在村里的十字路口上聚集了很多人。

孩子、扛着锄头的男女、连牵着马的邻村人也夹在里面,大家围了个圆圈儿,面上浮着卑鄙的笑,七嘴八舌地叫骂着。一个男子叉开两只罗圈腿站在人墙当中,他每只手里提着一块鱼片憨憨地痴笑着。

他穿的是女人的衣服,肩上有一大块裂口,腰上系着一根细带子,使衣服长长地拖在地上,衣襟缝里微露出细瘦的腿。

像乱麻似的许久没理过的头发上,挂着树叶和干稻草屑;眼皮下搭拉着两个半圆形的鼓包,眼珠很大,但没有光泽,并且,往外努着像要滚出来。门牙黄黄的,上面有条斑,从往上翘着的紫色嘴唇呲在外面。鼻子两旁又红又肿,长满着红疙瘩。

每次他把身子一动,就飘散出一股鱼腥味儿和其他各种臭味儿混成的令人呕吐的难闻的臭气。他是疯子,人家管他叫“善呆子”。他五六年前得了疯病,从此不再回家,在村上到处流浪。他每走一人家,总是讨一块破席,睡在露天过日子。

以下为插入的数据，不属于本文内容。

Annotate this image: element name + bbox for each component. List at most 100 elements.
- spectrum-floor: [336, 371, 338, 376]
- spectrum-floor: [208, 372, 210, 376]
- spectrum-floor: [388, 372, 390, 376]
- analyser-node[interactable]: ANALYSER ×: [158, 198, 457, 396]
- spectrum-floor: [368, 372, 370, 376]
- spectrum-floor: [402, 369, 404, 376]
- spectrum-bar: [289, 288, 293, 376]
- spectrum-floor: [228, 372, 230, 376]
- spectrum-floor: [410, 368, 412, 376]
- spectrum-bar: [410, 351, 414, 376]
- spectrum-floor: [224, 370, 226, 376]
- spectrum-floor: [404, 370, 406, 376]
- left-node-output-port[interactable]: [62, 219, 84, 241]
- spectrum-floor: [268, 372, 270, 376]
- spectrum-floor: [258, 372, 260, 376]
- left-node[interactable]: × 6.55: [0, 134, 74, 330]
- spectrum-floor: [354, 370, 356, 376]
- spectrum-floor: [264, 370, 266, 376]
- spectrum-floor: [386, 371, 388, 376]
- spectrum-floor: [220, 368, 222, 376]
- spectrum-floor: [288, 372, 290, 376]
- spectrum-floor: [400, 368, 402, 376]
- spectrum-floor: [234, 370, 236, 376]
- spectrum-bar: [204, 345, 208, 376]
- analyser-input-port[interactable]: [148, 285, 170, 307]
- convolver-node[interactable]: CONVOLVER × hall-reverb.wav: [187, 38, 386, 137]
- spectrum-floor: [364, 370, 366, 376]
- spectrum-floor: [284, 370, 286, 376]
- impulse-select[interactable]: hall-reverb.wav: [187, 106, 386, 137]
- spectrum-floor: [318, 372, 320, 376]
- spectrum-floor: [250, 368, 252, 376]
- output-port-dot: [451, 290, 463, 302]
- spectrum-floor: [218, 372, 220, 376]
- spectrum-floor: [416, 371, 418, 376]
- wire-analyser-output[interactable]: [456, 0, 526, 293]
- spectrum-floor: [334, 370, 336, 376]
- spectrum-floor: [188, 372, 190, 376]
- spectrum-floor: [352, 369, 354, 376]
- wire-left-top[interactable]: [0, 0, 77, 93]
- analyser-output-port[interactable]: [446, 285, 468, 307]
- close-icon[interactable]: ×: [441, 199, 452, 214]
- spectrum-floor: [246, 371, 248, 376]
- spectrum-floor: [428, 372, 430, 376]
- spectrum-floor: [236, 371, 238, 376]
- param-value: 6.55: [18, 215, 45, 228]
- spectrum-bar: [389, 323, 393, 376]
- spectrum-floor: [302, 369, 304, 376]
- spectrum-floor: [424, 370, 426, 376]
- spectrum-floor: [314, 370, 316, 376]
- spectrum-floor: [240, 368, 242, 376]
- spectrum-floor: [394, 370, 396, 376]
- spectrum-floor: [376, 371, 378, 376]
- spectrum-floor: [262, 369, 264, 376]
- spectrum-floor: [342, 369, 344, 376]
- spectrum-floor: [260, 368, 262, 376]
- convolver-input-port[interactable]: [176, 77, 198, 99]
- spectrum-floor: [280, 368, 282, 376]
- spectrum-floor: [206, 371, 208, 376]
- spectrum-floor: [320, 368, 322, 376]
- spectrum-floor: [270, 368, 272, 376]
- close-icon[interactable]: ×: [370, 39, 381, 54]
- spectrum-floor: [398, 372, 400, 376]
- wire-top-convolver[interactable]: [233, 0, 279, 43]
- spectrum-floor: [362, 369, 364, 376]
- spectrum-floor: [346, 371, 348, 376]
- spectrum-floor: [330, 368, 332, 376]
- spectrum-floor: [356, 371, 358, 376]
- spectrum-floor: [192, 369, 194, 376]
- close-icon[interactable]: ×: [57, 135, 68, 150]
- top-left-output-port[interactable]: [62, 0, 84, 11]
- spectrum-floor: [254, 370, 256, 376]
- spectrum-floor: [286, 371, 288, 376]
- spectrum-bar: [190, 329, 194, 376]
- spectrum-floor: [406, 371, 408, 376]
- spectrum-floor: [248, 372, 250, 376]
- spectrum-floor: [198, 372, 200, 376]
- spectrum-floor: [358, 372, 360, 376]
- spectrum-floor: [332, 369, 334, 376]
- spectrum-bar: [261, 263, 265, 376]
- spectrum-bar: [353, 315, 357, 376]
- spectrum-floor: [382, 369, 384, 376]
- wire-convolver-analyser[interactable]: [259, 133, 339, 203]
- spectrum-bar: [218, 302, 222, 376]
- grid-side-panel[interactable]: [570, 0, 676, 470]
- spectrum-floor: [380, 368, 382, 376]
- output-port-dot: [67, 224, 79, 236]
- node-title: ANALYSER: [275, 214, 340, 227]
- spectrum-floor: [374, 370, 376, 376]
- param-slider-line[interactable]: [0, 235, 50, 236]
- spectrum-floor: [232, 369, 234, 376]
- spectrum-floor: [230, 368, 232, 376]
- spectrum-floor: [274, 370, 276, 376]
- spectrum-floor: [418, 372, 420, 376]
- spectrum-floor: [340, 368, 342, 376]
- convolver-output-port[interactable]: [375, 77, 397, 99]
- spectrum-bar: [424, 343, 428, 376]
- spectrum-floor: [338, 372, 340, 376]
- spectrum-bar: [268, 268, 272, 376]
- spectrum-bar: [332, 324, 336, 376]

要是他看上了某个地方,就一直在那里住到给人撵走为止,有时呆呆地坐在树阴下替狗捉跳蚤,有时又把长在周围地上的、手边的野草统统拨光。

他天生爱狗,并且从来不撒野,所以村里的人一瞧见他就把他捉住,向他要种种的恶作剧取笑。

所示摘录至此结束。